Polémica com jovens vacinados. ARS abre inquérito e task force participa à PJ imunização de filha da apresentadora Maria Cerqueira Gomes

Já o secretário de Estado Adjunto e da Saúde, António Lacerda Sales, não quis pronunciar-se sobre o caso por ainda desconhecer o que aconteceu, mas admitiu que as coisas “possam correr menos bem”. “Não conheço o caso na sua especificidade”, afirmou, admitindo que por ser “um processo muito complexo do ponto de vista logístico e operacional, é natural que pontualmente e em determinadas circunstâncias possa correr menos bem“. “Estamos cá para ir corrigindo com serenidade, fazendo uma avaliação caso a caso, teremos de fazer essa avaliação num inquérito e aguardar pelas suas conclusões”, rematou Lacerda Sales.
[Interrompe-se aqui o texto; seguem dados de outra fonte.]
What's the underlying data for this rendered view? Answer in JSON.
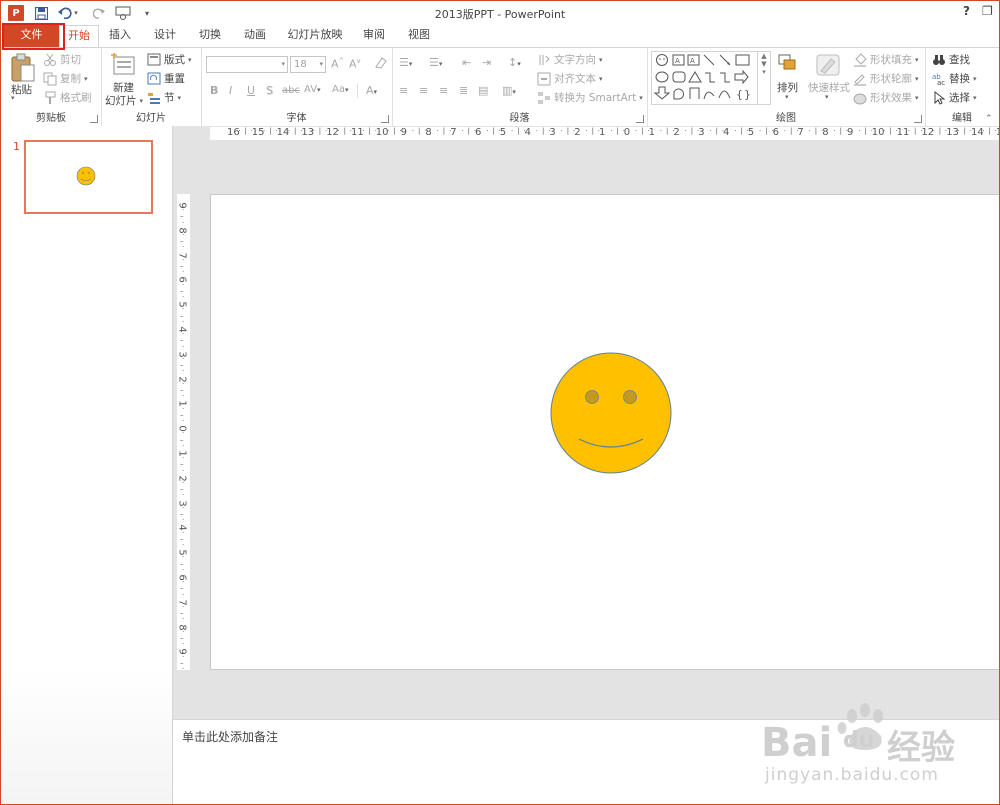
{
  "window": {
    "title": "2013版PPT - PowerPoint",
    "help_label": "?",
    "restore_label": "❐"
  },
  "qat": {
    "app_icon": "powerpoint-logo-icon",
    "app_letter": "P",
    "save": "save-icon",
    "undo": "undo-icon",
    "redo": "redo-icon",
    "slideshow": "start-from-beginning-icon",
    "customize": "customize-qat-icon"
  },
  "tabs": [
    {
      "label": "文件"
    },
    {
      "label": "开始"
    },
    {
      "label": "插入"
    },
    {
      "label": "设计"
    },
    {
      "label": "切换"
    },
    {
      "label": "动画"
    },
    {
      "label": "幻灯片放映"
    },
    {
      "label": "审阅"
    },
    {
      "label": "视图"
    }
  ],
  "ribbon": {
    "clipboard": {
      "label": "剪贴板",
      "paste": "粘贴",
      "cut": "剪切",
      "copy": "复制",
      "format_painter": "格式刷"
    },
    "slides": {
      "label": "幻灯片",
      "new_slide_line1": "新建",
      "new_slide_line2": "幻灯片",
      "layout": "版式",
      "reset": "重置",
      "section": "节"
    },
    "font": {
      "label": "字体",
      "font_name": "",
      "font_size": "18",
      "bold": "B",
      "italic": "I",
      "underline": "U",
      "shadow": "S",
      "strike": "abc",
      "spacing": "AV",
      "case": "Aa",
      "color": "A"
    },
    "paragraph": {
      "label": "段落",
      "text_direction": "文字方向",
      "align_text": "对齐文本",
      "convert_smartart": "转换为 SmartArt"
    },
    "drawing": {
      "label": "绘图",
      "arrange": "排列",
      "quick_styles": "快速样式",
      "shape_fill": "形状填充",
      "shape_outline": "形状轮廓",
      "shape_effects": "形状效果"
    },
    "editing": {
      "label": "编辑",
      "find": "查找",
      "replace": "替换",
      "select": "选择"
    }
  },
  "ruler": {
    "horizontal": [
      "16",
      "15",
      "14",
      "13",
      "12",
      "11",
      "10",
      "9",
      "8",
      "7",
      "6",
      "5",
      "4",
      "3",
      "2",
      "1",
      "0",
      "1",
      "2",
      "3",
      "4",
      "5",
      "6",
      "7",
      "8",
      "9",
      "10",
      "11",
      "12",
      "13",
      "14",
      "15"
    ],
    "vertical": [
      "9",
      "8",
      "7",
      "6",
      "5",
      "4",
      "3",
      "2",
      "1",
      "0",
      "1",
      "2",
      "3",
      "4",
      "5",
      "6",
      "7",
      "8",
      "9"
    ]
  },
  "thumbnails": [
    {
      "number": "1"
    }
  ],
  "notes": {
    "placeholder": "单击此处添加备注"
  },
  "slide": {
    "shape": "smiley-face",
    "fill": "#ffc000",
    "outline": "#5b7f95",
    "eye_fill": "#c39a1b"
  },
  "watermark": {
    "brand_latin": "Bai",
    "brand_paw": "du",
    "brand_cn": "经验",
    "url": "jingyan.baidu.com"
  },
  "colors": {
    "accent": "#d24726",
    "highlight_box": "#e0201d"
  }
}
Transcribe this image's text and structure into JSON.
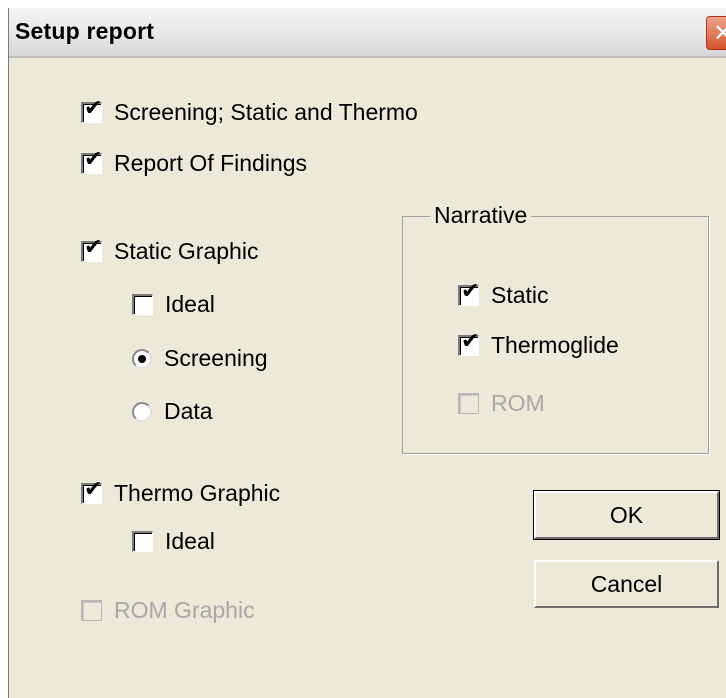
{
  "window": {
    "title": "Setup report",
    "close_glyph": "✕"
  },
  "options": {
    "screening": {
      "label": "Screening; Static and Thermo",
      "checked": true
    },
    "report_of_findings": {
      "label": "Report Of Findings",
      "checked": true
    },
    "static_graphic": {
      "label": "Static Graphic",
      "checked": true
    },
    "static_ideal": {
      "label": "Ideal",
      "checked": false
    },
    "radio_screening": {
      "label": "Screening",
      "selected": true
    },
    "radio_data": {
      "label": "Data",
      "selected": false
    },
    "thermo_graphic": {
      "label": "Thermo Graphic",
      "checked": true
    },
    "thermo_ideal": {
      "label": "Ideal",
      "checked": false
    },
    "rom_graphic": {
      "label": "ROM Graphic",
      "checked": false,
      "enabled": false
    }
  },
  "narrative": {
    "label": "Narrative",
    "static": {
      "label": "Static",
      "checked": true
    },
    "thermoglide": {
      "label": "Thermoglide",
      "checked": true
    },
    "rom": {
      "label": "ROM",
      "checked": false,
      "enabled": false
    }
  },
  "buttons": {
    "ok": "OK",
    "cancel": "Cancel"
  },
  "icons": {
    "check": "✔",
    "check_icon_name": "checkmark-icon",
    "close_icon_name": "close-icon"
  },
  "colors": {
    "face": "#ece9d8",
    "disabled_text": "#a8a8a8",
    "close_red": "#d6532c"
  }
}
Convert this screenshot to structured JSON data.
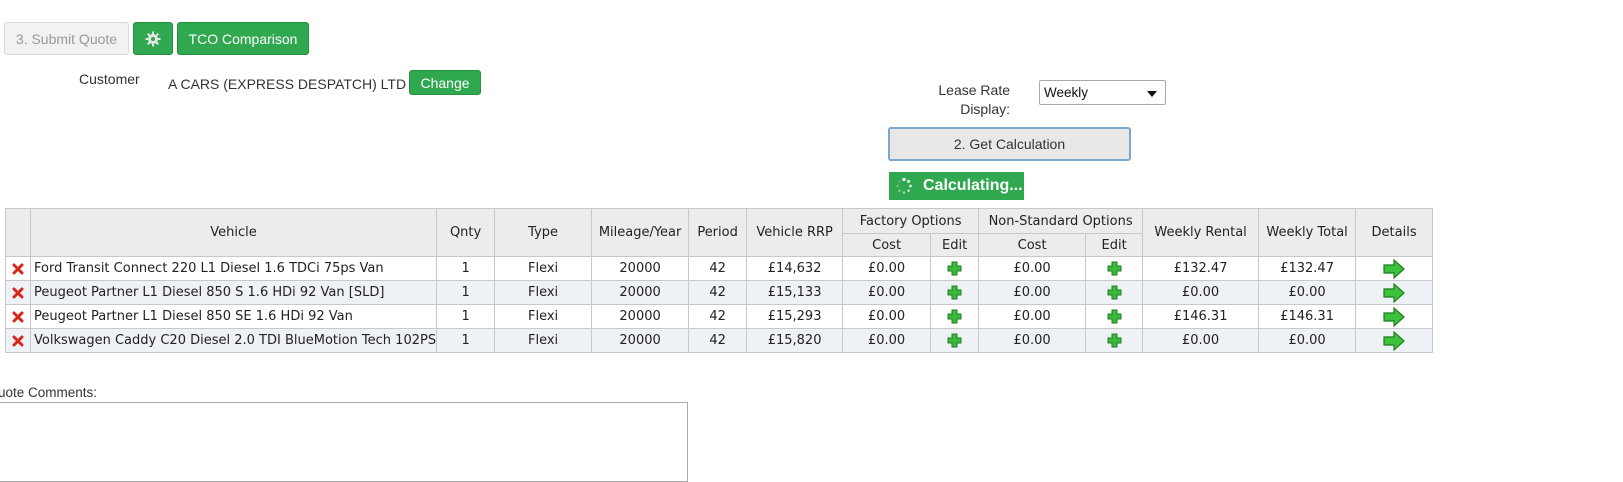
{
  "toolbar": {
    "submit_quote_label": "3. Submit Quote",
    "settings_icon": "gear-icon",
    "tco_label": "TCO Comparison"
  },
  "customer": {
    "label": "Customer",
    "name": "A CARS (EXPRESS DESPATCH) LTD -",
    "change_label": "Change"
  },
  "lease_rate": {
    "label_line1": "Lease Rate",
    "label_line2": "Display:",
    "selected": "Weekly"
  },
  "calculation": {
    "button_label": "2. Get Calculation",
    "status": "Calculating..."
  },
  "table": {
    "headers": {
      "vehicle": "Vehicle",
      "qnty": "Qnty",
      "type": "Type",
      "mileage": "Mileage/Year",
      "period": "Period",
      "rrp": "Vehicle RRP",
      "factory_options": "Factory Options",
      "non_standard_options": "Non-Standard Options",
      "cost": "Cost",
      "edit": "Edit",
      "weekly_rental": "Weekly Rental",
      "weekly_total": "Weekly Total",
      "details": "Details"
    },
    "rows": [
      {
        "vehicle": "Ford Transit Connect 220 L1 Diesel 1.6 TDCi 75ps Van",
        "qnty": "1",
        "type": "Flexi",
        "mileage": "20000",
        "period": "42",
        "rrp": "£14,632",
        "factory_cost": "£0.00",
        "nonstd_cost": "£0.00",
        "weekly_rental": "£132.47",
        "weekly_total": "£132.47"
      },
      {
        "vehicle": "Peugeot Partner L1 Diesel 850 S 1.6 HDi 92 Van [SLD]",
        "qnty": "1",
        "type": "Flexi",
        "mileage": "20000",
        "period": "42",
        "rrp": "£15,133",
        "factory_cost": "£0.00",
        "nonstd_cost": "£0.00",
        "weekly_rental": "£0.00",
        "weekly_total": "£0.00"
      },
      {
        "vehicle": "Peugeot Partner L1 Diesel 850 SE 1.6 HDi 92 Van",
        "qnty": "1",
        "type": "Flexi",
        "mileage": "20000",
        "period": "42",
        "rrp": "£15,293",
        "factory_cost": "£0.00",
        "nonstd_cost": "£0.00",
        "weekly_rental": "£146.31",
        "weekly_total": "£146.31"
      },
      {
        "vehicle": "Volkswagen Caddy C20 Diesel 2.0 TDI BlueMotion Tech 102PS",
        "qnty": "1",
        "type": "Flexi",
        "mileage": "20000",
        "period": "42",
        "rrp": "£15,820",
        "factory_cost": "£0.00",
        "nonstd_cost": "£0.00",
        "weekly_rental": "£0.00",
        "weekly_total": "£0.00"
      }
    ]
  },
  "comments": {
    "label": "uote Comments:",
    "value": ""
  },
  "colors": {
    "accent_green": "#2fa84f",
    "delete_red": "#d9261c",
    "header_bg": "#ececec",
    "alt_row_bg": "#eef1f6"
  }
}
O Ministério Público anunciou, também esta sexta-feira, que abriu 216 inquéritos crime relacionados com fraudes no processo de vacinação contra a Covid-19, dos quais 30 já foram concluídos, e constituiu até ao momento mais de 50 arguidos. “Na sequência das notícias vindas a público e persistindo factos que levantam suspeitas da continuação de eventuais desvios ou fraudes no processo de vacinação contra a Covid-19, comunica-se que foram, até ao momento, iniciados 216 inquéritos crime, de Norte a Sul do país, incluindo regiões autónomas, sobre esta matéria”, refere a Procuradoria-Geral da República (PGR), em comunicado.

A PGR adianta que, dos 216 inquéritos, há cerca de 30 cujas investigações desenvolvidas pela Polícia Judiciária foram já concluídas e remetidas aos respetivos titulares. O mesmo comunicado dá conta que, até ao momento, foram constituídos mais de 50 arguidos, estando em causa indícios da prática dos crimes, sobretudo, de recebimento indevido de vantagem, abuso de poder, peculato, apropriação ilegítima ou abuso de confiança.